Nottingham-based Gigantic, which employs around 20 people in the city and tickets all the council events, experienced its busiest ever quarter in December 2018, with a 21% increase in turnover and sales of £26.3m.

Gigantic Tickets business development manager Simon Carpenter says the company was founded by Mark Gasson in 2007 with the aim of being more customer focused than other larger ticketing services.

Says Carpenter, “There are a lot of interesting creative types in Nottingham doing different things but the scene’s the right size so that everyone knows each other and works together.

“We’ve got that natural progression in the city where an artist can play the Bodega, Rescue Rooms, Rock City and then finish at the arena – so you get a lot of touring bands coming through.”

Despite its impressive range of venues, Carpenter says Nottingham could easily accommodate another venue in the city, especially given the huge number of shows booked in following the postponements during lockdown.

Carpenter praises the work of promoter, record company, and music publisher I’m Not From London, which operates events across the city and has given platforms to artists such as Jake Bugg and Sleaford Mods during the early days of their career.

Reflecting on his university years at Nottingham, Ealam says, “When I turned up in Nottingham in 2000, you had Rock City which had all the bigger gigs, but if you wanted to watch smaller ones, we would go to places like Leicester or Derby, because a lot of the cooler bands we were into weren’t necessarily playing in Nottingham.

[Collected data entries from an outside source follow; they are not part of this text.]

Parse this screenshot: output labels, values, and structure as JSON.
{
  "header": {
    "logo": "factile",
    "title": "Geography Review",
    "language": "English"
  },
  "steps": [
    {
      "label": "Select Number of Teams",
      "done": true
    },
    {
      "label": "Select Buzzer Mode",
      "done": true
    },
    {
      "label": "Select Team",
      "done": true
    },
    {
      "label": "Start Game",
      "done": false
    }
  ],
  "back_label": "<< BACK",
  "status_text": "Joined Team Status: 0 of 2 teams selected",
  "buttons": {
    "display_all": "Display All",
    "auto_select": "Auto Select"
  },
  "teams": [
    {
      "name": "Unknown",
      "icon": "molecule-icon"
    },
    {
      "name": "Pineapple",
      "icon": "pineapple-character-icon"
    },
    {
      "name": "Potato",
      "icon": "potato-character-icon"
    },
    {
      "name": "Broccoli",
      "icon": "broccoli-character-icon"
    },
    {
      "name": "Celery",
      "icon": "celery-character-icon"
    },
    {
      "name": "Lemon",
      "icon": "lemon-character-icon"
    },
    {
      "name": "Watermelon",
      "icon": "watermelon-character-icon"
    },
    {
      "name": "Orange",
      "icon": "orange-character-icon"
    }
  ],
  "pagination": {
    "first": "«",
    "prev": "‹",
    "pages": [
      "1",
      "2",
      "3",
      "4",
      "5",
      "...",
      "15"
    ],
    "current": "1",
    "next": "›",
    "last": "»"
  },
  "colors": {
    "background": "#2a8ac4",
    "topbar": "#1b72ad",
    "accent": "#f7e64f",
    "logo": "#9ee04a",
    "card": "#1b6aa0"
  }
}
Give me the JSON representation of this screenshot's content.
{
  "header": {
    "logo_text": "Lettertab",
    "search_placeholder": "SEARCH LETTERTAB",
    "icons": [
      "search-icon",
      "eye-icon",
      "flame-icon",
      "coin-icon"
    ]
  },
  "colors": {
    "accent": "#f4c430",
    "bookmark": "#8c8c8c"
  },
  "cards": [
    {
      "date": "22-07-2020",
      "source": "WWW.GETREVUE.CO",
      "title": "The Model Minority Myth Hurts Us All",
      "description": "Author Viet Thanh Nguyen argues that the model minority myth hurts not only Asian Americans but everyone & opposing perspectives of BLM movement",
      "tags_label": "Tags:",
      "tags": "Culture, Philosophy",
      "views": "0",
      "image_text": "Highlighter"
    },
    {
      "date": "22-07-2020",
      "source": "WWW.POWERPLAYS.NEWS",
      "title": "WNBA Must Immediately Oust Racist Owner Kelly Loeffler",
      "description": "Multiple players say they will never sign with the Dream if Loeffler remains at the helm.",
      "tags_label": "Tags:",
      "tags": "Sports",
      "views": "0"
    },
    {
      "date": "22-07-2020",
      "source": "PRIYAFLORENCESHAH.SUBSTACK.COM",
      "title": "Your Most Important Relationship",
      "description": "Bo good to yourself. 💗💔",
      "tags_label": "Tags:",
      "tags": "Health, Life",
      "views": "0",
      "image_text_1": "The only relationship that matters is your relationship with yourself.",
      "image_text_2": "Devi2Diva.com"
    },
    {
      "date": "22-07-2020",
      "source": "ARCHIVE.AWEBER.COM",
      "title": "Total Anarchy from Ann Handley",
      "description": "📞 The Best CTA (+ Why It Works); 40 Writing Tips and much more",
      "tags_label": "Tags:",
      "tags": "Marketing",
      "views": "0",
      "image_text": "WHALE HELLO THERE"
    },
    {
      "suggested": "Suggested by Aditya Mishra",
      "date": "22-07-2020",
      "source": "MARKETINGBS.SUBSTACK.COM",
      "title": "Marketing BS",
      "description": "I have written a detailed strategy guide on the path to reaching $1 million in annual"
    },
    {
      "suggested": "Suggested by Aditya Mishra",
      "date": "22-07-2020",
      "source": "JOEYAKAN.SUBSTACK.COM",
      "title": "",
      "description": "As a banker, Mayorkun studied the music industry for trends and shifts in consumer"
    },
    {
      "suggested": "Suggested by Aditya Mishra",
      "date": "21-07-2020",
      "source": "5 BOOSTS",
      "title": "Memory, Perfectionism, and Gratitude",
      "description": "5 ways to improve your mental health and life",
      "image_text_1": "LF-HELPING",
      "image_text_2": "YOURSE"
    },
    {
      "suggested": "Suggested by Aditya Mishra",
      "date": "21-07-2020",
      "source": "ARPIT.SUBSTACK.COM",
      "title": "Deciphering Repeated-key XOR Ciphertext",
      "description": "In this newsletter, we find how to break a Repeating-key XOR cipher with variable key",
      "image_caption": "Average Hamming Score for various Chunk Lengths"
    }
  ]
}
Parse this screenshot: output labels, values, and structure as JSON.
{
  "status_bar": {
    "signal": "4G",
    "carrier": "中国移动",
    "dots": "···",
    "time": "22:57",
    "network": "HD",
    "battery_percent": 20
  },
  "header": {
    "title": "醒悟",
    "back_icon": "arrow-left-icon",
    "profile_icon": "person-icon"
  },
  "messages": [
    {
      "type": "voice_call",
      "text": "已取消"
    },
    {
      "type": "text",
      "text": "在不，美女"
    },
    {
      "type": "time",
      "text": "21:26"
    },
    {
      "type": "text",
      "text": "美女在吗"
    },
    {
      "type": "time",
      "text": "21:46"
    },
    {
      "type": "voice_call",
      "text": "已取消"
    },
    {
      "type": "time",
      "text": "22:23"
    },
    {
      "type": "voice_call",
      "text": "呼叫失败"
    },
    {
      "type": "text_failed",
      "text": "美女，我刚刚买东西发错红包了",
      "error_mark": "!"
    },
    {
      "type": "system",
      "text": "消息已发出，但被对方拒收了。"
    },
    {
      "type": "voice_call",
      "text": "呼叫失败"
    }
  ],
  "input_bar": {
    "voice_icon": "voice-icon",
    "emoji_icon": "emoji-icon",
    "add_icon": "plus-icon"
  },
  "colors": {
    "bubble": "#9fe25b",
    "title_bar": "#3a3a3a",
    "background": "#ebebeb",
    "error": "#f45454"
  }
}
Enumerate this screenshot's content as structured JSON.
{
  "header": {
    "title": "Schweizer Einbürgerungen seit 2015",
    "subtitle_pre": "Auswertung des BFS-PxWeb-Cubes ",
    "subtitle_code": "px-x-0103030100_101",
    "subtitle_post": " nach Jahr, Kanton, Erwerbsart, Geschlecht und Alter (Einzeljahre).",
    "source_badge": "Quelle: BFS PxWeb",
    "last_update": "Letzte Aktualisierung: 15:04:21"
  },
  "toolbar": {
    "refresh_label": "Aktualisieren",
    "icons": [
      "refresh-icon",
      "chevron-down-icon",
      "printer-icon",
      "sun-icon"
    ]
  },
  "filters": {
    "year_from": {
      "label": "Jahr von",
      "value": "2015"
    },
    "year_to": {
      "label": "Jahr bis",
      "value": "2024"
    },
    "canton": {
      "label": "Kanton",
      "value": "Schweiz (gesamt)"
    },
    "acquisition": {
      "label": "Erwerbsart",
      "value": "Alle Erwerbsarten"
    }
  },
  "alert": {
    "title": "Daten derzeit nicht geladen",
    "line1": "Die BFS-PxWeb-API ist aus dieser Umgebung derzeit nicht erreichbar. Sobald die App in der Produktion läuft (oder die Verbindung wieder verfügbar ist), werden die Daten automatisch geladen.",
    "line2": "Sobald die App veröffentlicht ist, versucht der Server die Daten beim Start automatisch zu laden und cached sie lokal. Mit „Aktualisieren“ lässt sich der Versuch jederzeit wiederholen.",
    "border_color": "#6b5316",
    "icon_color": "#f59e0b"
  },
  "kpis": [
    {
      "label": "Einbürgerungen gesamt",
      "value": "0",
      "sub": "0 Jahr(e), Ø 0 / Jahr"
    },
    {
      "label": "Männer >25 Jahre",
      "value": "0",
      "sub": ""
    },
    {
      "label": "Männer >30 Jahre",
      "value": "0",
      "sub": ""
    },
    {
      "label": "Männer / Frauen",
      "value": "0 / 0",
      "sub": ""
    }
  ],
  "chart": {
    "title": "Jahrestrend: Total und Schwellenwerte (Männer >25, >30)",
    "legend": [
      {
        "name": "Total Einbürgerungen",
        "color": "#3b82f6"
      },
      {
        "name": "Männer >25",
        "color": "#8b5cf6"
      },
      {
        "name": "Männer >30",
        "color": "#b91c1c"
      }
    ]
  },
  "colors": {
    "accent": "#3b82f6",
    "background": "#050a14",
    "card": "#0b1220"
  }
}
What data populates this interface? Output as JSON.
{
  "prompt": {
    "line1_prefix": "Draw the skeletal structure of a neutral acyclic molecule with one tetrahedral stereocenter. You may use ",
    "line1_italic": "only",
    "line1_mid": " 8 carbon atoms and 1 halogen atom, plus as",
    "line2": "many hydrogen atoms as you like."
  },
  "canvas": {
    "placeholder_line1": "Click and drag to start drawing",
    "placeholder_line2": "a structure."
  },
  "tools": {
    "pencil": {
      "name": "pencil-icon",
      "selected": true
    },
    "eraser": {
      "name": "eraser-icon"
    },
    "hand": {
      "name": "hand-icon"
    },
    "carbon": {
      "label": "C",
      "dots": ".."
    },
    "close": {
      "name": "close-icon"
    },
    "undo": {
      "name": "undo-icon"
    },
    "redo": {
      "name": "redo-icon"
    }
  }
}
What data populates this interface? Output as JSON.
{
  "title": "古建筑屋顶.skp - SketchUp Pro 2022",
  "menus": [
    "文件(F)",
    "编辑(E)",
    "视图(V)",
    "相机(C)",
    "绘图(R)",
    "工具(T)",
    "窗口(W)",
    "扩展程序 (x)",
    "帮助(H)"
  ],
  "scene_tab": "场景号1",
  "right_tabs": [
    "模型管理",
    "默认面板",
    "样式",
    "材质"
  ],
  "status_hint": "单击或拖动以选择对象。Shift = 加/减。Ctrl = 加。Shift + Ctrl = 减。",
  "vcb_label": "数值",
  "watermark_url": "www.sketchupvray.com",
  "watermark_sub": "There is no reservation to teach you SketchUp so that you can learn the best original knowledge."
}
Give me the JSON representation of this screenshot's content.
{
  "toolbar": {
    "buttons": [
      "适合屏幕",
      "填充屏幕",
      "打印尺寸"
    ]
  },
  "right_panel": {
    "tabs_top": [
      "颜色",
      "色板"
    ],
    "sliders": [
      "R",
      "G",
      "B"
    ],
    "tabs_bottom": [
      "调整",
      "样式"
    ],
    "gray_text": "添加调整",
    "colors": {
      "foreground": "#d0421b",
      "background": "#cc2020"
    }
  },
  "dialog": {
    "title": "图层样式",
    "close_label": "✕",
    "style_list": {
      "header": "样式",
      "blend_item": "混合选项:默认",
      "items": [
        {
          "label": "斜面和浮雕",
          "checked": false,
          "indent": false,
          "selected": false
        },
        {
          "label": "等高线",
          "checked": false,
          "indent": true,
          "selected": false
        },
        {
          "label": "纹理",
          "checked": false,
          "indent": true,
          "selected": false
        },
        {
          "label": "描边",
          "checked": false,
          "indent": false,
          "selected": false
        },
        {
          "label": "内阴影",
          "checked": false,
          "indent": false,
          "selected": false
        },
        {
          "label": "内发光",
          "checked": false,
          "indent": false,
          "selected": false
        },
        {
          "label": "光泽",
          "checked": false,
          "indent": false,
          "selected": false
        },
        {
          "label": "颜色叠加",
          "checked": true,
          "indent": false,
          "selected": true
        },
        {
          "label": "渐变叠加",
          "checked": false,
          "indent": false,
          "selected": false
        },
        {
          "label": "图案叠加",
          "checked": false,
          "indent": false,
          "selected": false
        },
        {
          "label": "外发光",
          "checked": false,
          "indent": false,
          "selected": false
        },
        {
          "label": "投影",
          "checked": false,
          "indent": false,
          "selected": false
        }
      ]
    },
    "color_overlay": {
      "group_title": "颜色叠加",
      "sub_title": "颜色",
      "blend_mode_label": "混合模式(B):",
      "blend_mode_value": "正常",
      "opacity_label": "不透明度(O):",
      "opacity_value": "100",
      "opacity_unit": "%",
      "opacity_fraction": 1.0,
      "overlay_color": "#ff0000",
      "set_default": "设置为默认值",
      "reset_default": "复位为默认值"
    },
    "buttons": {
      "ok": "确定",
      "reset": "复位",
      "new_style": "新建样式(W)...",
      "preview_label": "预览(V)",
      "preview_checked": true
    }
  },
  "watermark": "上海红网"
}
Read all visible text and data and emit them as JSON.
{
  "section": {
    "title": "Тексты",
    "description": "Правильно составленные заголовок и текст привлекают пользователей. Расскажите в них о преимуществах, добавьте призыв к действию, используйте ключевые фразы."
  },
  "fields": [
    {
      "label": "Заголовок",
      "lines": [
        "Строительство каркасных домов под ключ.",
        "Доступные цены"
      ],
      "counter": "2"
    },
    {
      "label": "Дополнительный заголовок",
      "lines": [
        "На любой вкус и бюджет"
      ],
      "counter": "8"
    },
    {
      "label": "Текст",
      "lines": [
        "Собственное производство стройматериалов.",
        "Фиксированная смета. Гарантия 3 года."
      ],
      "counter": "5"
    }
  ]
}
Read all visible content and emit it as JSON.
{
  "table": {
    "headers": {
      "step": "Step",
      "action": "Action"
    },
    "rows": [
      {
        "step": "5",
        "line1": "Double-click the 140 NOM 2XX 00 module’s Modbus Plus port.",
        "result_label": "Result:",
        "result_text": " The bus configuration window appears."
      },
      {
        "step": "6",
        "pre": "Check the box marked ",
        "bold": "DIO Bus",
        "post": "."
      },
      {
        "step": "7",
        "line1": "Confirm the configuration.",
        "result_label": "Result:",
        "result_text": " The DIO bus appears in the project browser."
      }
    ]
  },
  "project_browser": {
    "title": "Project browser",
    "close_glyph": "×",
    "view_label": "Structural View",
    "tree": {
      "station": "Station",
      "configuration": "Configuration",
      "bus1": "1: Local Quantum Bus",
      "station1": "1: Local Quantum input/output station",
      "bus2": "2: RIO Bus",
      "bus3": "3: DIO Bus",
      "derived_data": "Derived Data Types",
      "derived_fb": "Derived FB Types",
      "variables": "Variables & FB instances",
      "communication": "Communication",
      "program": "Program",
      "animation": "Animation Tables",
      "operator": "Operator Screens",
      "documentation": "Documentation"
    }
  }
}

The promoter says that in subsequent years smaller venues, such as Bodega (formerly The Social), became steppingstones for the Nottingham’s live music scene that exists today: “The advent of Rescue Rooms in 2003 meant a lot of those acts started going to Nottingham on earlier tours, which was great for everyone in the city.

“Nottingham, up to a certain level, can compete with Birmingham these days as the best place to go to in the Midlands to see an artist early on.”